どうやら新しい病棟の看護師さんたちはEXILEがお好きらしい。病棟バーベキュー会がアル中の聖地たけのこ公園(仮名)にて行われ、2次会に選ばれた場所は研修医寮の駐車場(野外)だった。コンクリートの上にござを敷き、夏を満喫した。ゴミ捨て場が近いという立地条件にも恵まれゴキブリも散見された。そしてどうやらみなさんEXILEがお好きらしい。


7月までお世話になっていた病棟ではやたらとケツメイシの名前を聞いた。ケツメイシとか聞かないんですか?ケツメイシって2tトラックに何個入るんですか?振り返るに、病棟をいろどる会話の8割はとかくケツメイシがらみだったように思う。これっくらいのお弁当箱におにぎりケツメイシちょっとつめて。なんて鼻唄もよく聞こえていた。ような気がする。


医学の奥深さに感じ入り机にかじりつくばかりの大学生活を送った私は、それはそれで有意義であったと自負してはいるもののEXILEケツメイシについてあまりにもの知らずであり、今になってその無知を恥じるばかりの毎日だ。彼らについての情報など何一つもっていない。しかも医学書と思って読んでいた書物のほとんどはどこでどう間違えたのかジャンプコミックスだった。残ったのは机についた歯形ばかり。なんと悔いの残る学生時代だろうか。



ただそんな私でもわかることはある。それはEXILEの方がケツメイシより幾分か、いやかなり、ヤンキー血中濃度が高いということだ。詳しくは知らないがケツメイシ漢方薬の原料の名前だと聞く。それに比べEXILEは「放浪者」の意味、つまり現代風に言うところの「ヤンキー」にあたるだろう。これっくらいのお弁当箱に、ケツメイシならなんとか入りそうだけれどEXILEは収まりそうにない。写真を見るだけでなんだか怖い。髪の毛の剃り込みからは「ウサギさんリンゴ」的なニュアンスも出ており食欲をそそる面も多々あるのだが、ゴージャスなサングラスがどうにも蓋からはみ出しそうだ。
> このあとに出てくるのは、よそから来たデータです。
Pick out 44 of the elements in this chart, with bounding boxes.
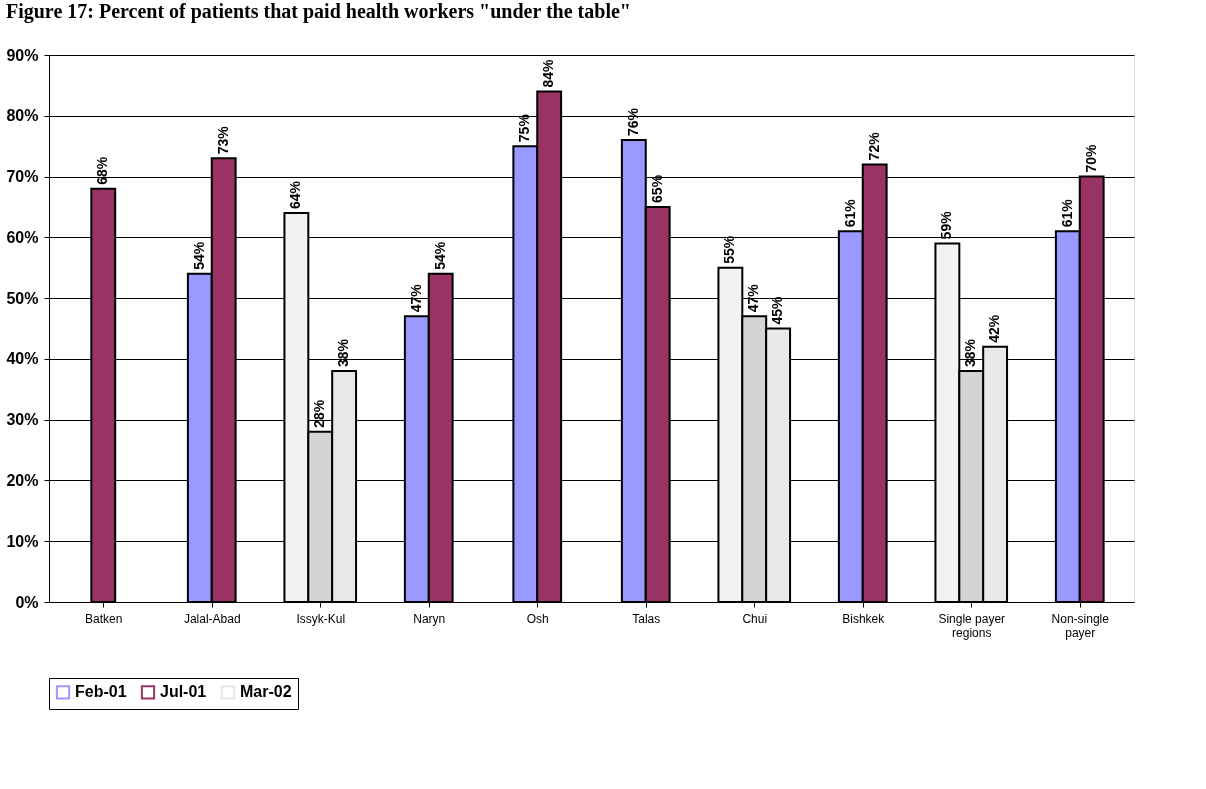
legend-label: Jul-01	[160, 683, 207, 701]
y-tick-label: 50%	[6, 289, 39, 307]
data-label: 28%	[311, 399, 328, 428]
data-label: 73%	[214, 125, 231, 155]
x-tick-label: Osh	[526, 611, 549, 626]
y-tick-label: 30%	[6, 411, 39, 429]
x-tick-label: Talas	[632, 611, 661, 626]
x-tick-label: Non-single payer	[1051, 611, 1110, 640]
chart-title: Figure 17: Percent of patients that paid health workers "under the table"	[5, 0, 631, 23]
data-label: 61%	[841, 198, 858, 228]
y-tick-label: 90%	[6, 46, 39, 64]
data-label: 61%	[1058, 198, 1075, 228]
y-tick-label: 60%	[6, 228, 39, 246]
data-label: 75%	[516, 113, 533, 143]
y-tick-label: 10%	[6, 532, 39, 550]
data-label: 47%	[745, 283, 762, 313]
data-label: 70%	[1082, 143, 1099, 173]
y-tick-label: 40%	[6, 350, 39, 368]
data-label: 65%	[648, 174, 665, 203]
data-label: 64%	[287, 180, 304, 210]
y-tick-label: 70%	[6, 168, 39, 186]
y-tick-label: 0%	[15, 593, 39, 611]
x-tick-label: Single payer regions	[938, 611, 1006, 640]
legend-label: Feb-01	[75, 683, 127, 701]
data-label: 38%	[335, 338, 352, 368]
x-tick-label: Naryn	[413, 611, 446, 626]
data-label: 72%	[865, 131, 882, 161]
y-tick-label: 20%	[6, 471, 39, 489]
x-tick-label: Bishkek	[842, 611, 886, 626]
data-label: 38%	[962, 338, 979, 368]
x-tick-label: Batken	[85, 611, 123, 626]
data-label: 45%	[769, 295, 786, 325]
data-label: 68%	[94, 156, 111, 185]
data-label: 47%	[407, 283, 424, 313]
data-label: 55%	[721, 235, 738, 264]
data-label: 42%	[986, 314, 1003, 343]
data-label: 54%	[431, 241, 448, 270]
x-tick-label: Issyk-Kul	[296, 611, 346, 626]
data-label: 84%	[540, 58, 557, 88]
data-label: 54%	[190, 241, 207, 270]
legend-label: Mar-02	[240, 683, 292, 701]
x-tick-label: Chui	[742, 611, 768, 626]
x-tick-label: Jalal-Abad	[183, 611, 241, 626]
y-tick-label: 80%	[6, 107, 39, 125]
ファン層も血中ヤンキー濃度に応じて異なるのだろうか。だってコンクリの上にござ敷いて2次会やるんだもの。コンビニの前でたむろ→駐車場にゴザの流れになんら不自然なところはない。とまれ、どちらが良い悪いではなくて、病棟によってはたらく人のカラーはずいぶんと違うものだ。ヤンキー濃度などと言って、叱られないことを祈るばかりだ。
今までの生活で「EXILEもしくはケツメイシのファン」に会ったことがなく、一体どこで売れてるんだろう?と純粋な疑問すらおぼえていたのだけれど、いるわいるわ。妥協せずに勉強しなくてはいけないが、EXILEなんて何から聞いて良いかもわからない。